Find min/max distance between (0,4) and y=x^2/4

[Poppynz]

I am trying to find the minimum and maximum distance between point (0,4) and the line y=(x^2)/4 in the region of 0<=x<=2√3.

This is what i have so far

y(distance)=√((x-0)^2+((x^2)/4)^2)
=(x^2+(X^4)/16+16)^0.5
then calculate y'
then make y'=0
then determine if max or min using 2nd derivative test

The problem i am having is that the answers i get for x when y' = 0 are imaginary. i have computed this problem using MATLAB and get the same answers except that they are real and have isolated the problem to my simplification of y.

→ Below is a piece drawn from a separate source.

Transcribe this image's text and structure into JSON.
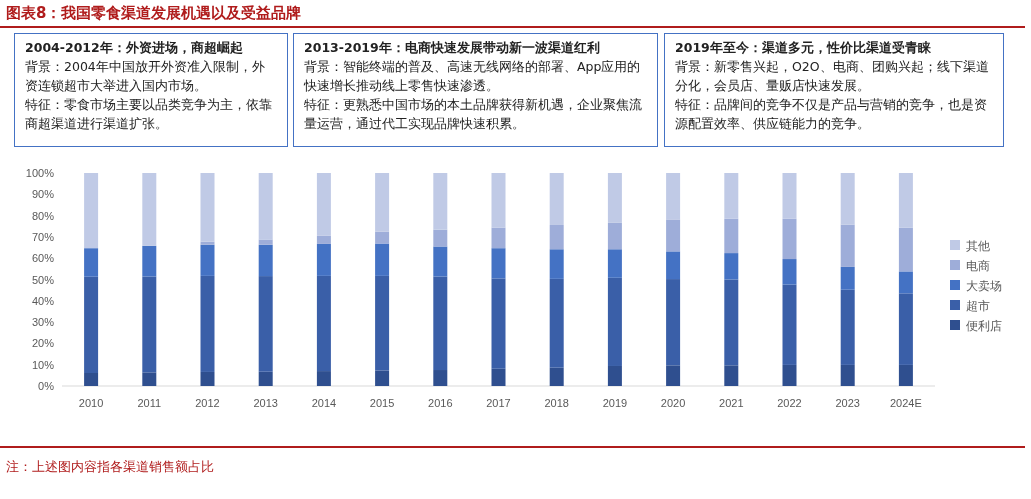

matlab gives it as y=0.25(-16x^2+x^4+256)^0.5

Could some one please explain how to simplify y=(x^2+(X^4)/16+16)^0.5 to y=0.25(-16x^2+x^4+256)^0.5 or suggest a better way to approach this problem

Thanks in advance

 

[ideasrule]

y(distance)=√((x-0)^2+((x^2)/4)^2)
=(x^2+(X^4)/16+16)^0.5

I think you meant [(x^2)/4-4]^2, not [(x^2)/4]^2. Also, you might find it easier to calculate the derivative of y^2 instead of y. Squaring the distance eliminates the square root, which is a major pain in the neck.